The book starts befittingly: Lahore’s Anarkali, the queen of shopping centres in the Punjab. The chapter delves deep into Anarkali, a visit to which is considered a status symbol and in the whole of North India there was never such a market where shoppers offered almost anything under the sun.
Another interesting chapter is totally devoted to kite-flying. Why? “Kite-flying had been a passion with Lahorias who waxed eloquent of their kites and boasted of their accomplishments in this field.” Nevile has to offer numerous gems in this city’s passion for this sport — love, death, triumph, all mixed.
A city is an amalgamation of a whole range of elements: good, bad and ugly; wise and vice; sin and sincerity. Lahore is no different. So do not feel surprised when you see a whole chapter devoted to the “ace pimp of Lahore,” Fazal. There are other sections that deal with women and their changing attitude, live dance and song, miracles medicines and sex manuals, punters, bookies, politicians… The list is endless.

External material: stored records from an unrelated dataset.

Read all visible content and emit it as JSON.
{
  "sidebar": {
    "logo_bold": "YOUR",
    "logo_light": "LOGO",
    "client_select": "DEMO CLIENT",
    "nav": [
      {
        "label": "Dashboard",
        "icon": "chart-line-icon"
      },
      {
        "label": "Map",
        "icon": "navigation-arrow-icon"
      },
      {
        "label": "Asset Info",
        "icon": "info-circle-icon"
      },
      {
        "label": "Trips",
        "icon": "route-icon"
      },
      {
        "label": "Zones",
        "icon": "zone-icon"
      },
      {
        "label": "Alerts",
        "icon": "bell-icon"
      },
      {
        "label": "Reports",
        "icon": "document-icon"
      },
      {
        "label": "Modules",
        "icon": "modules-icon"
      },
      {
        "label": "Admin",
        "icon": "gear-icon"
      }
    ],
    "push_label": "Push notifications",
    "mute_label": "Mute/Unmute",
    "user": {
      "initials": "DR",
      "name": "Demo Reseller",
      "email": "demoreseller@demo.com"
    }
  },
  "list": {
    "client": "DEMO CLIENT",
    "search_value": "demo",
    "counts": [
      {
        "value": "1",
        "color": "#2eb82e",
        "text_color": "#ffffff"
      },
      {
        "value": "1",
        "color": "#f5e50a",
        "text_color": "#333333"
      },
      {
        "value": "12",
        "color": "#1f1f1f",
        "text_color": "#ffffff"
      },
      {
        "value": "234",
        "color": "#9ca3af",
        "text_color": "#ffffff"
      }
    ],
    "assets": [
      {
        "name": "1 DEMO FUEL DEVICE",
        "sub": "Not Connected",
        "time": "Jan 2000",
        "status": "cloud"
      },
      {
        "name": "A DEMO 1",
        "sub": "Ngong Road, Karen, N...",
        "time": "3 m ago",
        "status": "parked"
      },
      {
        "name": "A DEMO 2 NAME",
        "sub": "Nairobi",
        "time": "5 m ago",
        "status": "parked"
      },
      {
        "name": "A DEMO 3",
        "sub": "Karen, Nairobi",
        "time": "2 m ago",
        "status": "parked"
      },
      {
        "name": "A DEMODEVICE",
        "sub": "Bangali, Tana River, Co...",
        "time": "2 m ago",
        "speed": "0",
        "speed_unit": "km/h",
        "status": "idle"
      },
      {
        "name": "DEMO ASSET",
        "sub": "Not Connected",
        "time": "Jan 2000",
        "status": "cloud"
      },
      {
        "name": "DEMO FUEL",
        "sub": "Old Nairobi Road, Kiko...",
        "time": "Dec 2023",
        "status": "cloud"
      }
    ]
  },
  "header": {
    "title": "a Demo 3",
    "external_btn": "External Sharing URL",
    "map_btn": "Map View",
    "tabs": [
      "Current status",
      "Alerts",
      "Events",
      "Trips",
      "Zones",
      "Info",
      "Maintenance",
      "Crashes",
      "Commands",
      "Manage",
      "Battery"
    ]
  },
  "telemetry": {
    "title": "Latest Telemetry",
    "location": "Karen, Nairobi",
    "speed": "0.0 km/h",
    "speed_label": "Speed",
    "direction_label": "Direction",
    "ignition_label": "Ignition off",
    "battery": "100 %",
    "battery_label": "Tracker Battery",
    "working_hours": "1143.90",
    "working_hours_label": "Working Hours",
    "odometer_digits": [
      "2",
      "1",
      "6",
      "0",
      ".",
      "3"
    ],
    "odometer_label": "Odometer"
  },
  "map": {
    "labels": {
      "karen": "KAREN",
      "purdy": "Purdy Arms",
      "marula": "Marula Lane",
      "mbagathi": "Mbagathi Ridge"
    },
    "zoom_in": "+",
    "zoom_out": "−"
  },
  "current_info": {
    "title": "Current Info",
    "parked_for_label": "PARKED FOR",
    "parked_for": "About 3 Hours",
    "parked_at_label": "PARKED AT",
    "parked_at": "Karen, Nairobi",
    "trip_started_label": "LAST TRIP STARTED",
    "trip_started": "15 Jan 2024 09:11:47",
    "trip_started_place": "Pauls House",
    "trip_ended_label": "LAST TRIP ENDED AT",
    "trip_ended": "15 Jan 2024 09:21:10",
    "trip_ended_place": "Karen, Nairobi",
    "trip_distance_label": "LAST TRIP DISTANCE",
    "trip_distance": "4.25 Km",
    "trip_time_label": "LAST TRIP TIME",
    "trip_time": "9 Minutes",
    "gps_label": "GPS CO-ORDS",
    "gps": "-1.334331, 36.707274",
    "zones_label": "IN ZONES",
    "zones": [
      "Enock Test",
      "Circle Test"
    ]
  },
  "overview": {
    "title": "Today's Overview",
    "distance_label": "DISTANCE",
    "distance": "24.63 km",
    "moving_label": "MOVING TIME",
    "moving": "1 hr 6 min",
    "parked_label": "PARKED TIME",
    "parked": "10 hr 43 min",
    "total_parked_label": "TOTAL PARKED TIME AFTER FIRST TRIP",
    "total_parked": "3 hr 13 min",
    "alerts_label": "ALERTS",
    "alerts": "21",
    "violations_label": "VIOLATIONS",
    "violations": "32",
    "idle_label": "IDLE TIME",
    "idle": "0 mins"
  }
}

This new revised edition (the book, though conceived in 1963, was first published in 1993 and is achieving a cult status) is embellished with rare photographs, newspaper clippings, advertisements that jell well with the text. Some of the advertisements are uproariously hilarious. Savour one: “Wanted very sharp – a suitable match for a rich and healthy Khatri Engineer, age 35, drawing Rs 350 monthly, having a large Banking Account and willing to deposit Rs 10,000 in the name of his new wife.” Annexure like Songs of a Bygone Era, Select Bibliography and Glossary complete the picture. Despite all these plus points, the book, even in its third edition, is crying for a tighter editing.
Nevile, who has written extensively on Indian art and culture, is the author of many books on the Raj — and Lahore is the finest feather in his cap.